Wednesday, February 3, 2016

Amazon, explained in one chart

Amazon shares plummeted late last week as the company's quarterly earnings report revealed profits that were well below Wall Street's expectations. Notably, it's not as if people stopped buying things through Amazon. Sales grew 22 percent. It's just that analysts had gotten it into their heads that profit margins were going to rise as well. Loyal Vox readers, of course, were warned that this wouldn't happen, but some people don't listen.
I would say that if you want to understand Amazon, you should just look at this chart:
 Data from Amazon
This, to me, does not look like a company that is trying and failing to increase its profits. Nor does it look like a brand new startup that is eschewing short-term profits in order to establish its business. Amazon is a pretty old company, and its profits have never meaningfully differed from zero even as the company gets bigger and bigger.
That's because — drumroll, please — Amazon's leadership, from CEO Jeff Bezos on down, are deliberately redeploying every dollar of revenue Amazon earns into making the company bigger and bigger.
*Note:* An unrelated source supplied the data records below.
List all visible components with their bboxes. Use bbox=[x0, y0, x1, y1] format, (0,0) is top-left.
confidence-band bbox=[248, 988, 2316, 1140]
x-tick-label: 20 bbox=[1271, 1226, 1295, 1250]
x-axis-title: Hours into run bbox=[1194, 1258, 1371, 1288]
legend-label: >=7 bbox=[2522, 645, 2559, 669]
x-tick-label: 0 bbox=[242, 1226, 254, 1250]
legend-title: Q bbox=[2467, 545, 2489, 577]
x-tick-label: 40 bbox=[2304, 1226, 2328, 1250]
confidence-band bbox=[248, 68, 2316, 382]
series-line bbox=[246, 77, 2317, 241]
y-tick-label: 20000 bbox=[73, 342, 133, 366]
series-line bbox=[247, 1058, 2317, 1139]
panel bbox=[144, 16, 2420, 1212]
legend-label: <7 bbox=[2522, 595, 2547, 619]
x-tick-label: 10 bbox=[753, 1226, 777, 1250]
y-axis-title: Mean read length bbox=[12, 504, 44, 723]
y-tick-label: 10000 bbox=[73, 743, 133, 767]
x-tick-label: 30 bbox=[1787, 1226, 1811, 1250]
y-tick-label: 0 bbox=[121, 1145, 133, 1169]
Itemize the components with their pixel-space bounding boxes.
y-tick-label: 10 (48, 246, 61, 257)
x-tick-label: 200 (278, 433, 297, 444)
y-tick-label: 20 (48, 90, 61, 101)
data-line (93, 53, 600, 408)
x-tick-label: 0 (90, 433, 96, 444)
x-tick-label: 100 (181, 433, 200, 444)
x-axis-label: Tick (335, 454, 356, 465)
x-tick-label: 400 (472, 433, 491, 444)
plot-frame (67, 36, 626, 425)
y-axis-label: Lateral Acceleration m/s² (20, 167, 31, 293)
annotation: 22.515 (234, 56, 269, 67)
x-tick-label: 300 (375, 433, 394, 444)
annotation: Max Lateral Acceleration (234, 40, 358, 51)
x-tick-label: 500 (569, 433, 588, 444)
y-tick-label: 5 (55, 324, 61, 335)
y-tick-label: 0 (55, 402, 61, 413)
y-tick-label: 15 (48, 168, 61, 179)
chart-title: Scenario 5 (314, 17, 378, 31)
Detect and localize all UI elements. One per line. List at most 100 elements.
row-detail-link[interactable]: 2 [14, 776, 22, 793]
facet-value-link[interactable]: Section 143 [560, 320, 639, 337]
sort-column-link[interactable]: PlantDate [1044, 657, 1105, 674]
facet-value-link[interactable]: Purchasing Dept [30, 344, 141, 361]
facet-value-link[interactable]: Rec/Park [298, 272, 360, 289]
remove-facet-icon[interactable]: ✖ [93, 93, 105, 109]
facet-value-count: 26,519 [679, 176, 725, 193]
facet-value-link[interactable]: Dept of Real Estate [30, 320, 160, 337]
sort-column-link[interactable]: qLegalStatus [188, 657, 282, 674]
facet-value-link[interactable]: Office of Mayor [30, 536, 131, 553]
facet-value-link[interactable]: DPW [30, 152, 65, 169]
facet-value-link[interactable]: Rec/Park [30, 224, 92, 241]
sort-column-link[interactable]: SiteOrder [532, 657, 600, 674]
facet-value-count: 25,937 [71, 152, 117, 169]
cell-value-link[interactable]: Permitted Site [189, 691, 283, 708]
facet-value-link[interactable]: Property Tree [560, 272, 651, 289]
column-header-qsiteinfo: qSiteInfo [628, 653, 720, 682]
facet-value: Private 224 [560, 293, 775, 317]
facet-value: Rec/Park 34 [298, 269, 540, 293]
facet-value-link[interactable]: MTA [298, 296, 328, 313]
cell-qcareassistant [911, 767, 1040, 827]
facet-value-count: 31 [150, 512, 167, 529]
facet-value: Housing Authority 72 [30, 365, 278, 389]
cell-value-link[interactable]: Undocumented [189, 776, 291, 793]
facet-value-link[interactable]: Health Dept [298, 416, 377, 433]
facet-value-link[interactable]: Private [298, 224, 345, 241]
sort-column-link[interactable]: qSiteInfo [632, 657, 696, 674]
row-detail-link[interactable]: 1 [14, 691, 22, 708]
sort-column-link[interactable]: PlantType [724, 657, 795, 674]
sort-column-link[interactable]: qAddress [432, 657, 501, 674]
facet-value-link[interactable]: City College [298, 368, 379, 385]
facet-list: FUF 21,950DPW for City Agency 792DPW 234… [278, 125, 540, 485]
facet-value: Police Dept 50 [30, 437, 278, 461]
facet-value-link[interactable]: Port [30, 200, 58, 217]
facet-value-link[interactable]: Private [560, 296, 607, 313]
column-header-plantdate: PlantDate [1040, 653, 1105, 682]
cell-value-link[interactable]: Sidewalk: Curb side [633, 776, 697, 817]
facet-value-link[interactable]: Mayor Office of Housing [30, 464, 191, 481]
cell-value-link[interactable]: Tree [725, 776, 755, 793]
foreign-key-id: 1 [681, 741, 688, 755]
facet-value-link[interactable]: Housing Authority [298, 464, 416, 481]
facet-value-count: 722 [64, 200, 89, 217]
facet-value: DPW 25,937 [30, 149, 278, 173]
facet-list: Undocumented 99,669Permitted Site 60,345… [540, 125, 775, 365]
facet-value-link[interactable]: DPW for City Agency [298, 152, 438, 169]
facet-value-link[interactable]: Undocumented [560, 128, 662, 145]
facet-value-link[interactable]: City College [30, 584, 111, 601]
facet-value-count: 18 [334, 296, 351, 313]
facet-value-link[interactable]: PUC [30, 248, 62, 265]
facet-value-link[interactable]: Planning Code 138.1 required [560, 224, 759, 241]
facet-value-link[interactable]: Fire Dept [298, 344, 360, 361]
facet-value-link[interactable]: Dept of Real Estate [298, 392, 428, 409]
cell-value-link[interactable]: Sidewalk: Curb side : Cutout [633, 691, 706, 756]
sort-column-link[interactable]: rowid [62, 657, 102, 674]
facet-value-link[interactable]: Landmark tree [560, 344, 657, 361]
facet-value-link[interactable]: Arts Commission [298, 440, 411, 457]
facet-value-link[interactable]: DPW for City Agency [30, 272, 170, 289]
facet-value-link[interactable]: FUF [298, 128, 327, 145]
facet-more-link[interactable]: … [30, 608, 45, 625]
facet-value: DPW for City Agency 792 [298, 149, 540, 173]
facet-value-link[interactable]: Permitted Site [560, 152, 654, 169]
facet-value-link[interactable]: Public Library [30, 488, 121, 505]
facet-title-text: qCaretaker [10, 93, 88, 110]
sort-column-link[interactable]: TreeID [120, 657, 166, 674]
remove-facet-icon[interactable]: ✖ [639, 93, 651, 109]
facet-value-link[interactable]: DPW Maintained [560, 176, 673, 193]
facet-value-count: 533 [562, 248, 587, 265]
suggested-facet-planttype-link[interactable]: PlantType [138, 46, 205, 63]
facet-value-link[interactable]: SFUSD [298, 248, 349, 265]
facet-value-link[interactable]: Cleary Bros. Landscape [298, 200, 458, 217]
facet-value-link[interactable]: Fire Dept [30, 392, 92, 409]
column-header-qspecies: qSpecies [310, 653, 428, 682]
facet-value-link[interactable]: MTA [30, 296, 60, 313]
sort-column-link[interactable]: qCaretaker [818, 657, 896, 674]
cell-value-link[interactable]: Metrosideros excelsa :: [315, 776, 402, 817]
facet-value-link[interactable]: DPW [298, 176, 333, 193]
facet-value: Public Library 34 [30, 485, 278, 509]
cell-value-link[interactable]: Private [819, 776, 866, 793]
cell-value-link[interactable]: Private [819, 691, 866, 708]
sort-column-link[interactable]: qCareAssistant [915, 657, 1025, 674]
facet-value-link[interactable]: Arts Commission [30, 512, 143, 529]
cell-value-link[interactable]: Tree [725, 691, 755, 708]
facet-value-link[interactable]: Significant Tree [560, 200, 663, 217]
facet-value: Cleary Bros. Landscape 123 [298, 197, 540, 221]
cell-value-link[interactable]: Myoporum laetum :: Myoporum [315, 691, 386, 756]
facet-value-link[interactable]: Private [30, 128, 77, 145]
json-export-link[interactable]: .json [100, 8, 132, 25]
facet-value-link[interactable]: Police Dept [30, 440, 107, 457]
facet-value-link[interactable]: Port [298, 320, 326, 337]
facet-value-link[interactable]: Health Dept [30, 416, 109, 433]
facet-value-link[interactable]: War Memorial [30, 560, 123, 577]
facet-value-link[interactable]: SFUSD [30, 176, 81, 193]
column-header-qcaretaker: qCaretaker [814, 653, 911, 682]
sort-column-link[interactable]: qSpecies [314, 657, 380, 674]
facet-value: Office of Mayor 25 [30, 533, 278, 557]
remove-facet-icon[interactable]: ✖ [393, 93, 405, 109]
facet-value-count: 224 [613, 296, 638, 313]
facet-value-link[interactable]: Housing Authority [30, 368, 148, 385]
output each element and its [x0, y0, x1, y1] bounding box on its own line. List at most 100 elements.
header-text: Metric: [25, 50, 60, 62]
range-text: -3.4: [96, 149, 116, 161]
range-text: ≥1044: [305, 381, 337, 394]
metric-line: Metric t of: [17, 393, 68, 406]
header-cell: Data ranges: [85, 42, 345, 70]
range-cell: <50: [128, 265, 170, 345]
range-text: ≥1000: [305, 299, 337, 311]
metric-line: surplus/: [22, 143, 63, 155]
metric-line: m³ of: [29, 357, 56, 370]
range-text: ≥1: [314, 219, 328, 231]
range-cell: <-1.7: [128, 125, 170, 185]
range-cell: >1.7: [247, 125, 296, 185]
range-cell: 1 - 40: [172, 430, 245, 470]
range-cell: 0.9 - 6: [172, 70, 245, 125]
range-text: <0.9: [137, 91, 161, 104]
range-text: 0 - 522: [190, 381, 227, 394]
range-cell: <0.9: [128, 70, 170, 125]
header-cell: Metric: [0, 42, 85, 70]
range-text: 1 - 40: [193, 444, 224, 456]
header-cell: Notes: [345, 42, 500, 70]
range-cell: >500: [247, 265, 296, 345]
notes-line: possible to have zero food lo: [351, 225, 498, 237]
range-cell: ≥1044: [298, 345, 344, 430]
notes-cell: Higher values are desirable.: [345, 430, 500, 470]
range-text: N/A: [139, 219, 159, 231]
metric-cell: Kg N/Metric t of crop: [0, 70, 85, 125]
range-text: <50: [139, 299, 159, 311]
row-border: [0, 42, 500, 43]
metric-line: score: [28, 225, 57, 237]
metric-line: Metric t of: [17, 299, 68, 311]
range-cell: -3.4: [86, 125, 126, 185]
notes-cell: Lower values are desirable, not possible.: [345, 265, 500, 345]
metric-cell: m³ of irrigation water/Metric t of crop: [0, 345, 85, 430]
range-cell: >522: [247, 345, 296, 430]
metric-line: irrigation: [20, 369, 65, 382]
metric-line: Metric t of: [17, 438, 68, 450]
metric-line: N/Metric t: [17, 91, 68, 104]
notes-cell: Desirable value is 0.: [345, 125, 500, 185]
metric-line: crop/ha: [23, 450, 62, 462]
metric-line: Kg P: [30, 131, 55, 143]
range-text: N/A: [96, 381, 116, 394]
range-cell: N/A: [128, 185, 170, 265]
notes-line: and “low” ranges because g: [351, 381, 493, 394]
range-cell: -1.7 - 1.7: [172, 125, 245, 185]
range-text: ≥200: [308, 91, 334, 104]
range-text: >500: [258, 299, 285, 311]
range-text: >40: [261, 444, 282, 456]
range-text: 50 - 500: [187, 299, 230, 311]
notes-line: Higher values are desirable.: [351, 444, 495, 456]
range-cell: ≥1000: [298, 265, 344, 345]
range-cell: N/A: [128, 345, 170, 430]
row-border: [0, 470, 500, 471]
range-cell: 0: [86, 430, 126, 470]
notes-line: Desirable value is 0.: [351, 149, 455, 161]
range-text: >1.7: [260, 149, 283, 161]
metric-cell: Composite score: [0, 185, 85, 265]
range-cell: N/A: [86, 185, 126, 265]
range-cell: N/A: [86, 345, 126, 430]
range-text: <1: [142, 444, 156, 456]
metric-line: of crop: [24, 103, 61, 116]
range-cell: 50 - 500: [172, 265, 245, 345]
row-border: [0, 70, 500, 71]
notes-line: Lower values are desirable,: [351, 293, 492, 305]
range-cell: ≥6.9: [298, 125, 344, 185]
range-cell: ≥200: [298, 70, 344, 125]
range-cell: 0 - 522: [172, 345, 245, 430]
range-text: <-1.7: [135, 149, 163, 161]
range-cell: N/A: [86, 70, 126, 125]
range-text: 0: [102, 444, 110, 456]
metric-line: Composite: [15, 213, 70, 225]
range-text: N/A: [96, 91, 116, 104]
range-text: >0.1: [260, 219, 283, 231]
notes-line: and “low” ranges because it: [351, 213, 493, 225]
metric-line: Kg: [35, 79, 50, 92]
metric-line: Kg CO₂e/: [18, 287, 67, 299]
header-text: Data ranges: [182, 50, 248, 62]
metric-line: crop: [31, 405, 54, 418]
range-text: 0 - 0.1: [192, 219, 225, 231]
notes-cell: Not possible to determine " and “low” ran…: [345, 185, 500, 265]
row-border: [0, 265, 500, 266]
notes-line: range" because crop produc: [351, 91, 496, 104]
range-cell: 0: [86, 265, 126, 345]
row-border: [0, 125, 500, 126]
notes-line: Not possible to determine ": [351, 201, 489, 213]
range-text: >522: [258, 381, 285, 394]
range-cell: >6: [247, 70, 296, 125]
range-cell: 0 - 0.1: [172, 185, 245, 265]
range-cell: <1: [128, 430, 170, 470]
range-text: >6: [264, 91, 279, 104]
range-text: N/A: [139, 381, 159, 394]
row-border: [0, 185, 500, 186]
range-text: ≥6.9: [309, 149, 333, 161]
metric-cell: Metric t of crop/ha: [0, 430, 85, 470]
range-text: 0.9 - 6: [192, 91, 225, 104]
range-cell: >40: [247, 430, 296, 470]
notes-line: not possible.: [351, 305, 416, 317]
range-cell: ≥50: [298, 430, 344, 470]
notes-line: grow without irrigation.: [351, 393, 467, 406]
One can debate the wisdom or sustainability of this strategy (I think it's awesome, personally) but it's clearly the strategy. Nothing in life lasts forever, and this will presumably change at some point due to some drastic change of circumstances. But the expectations around Amazon this quarter were much more banal. People decided that because Amazon Web Services is profitable and growing fast, Amazon would start exhibiting fast-growing profits.
The mistake here is in understating Amazon's ambitions. Profits stayed meager because Amazon amped up its spending by 20.5 percent. Company leaders explained that they are spending more on original video content (Bezos wants to win an Oscar) and are trying to create something called Prime Now that will deliver you stuff in two hours rather than two days, which is totally ridiculous. There's no limit to how much you can spend chasing these kind of goals, and absent some kind of fundamental change in the company's structure or legal status, that's where all the money will go.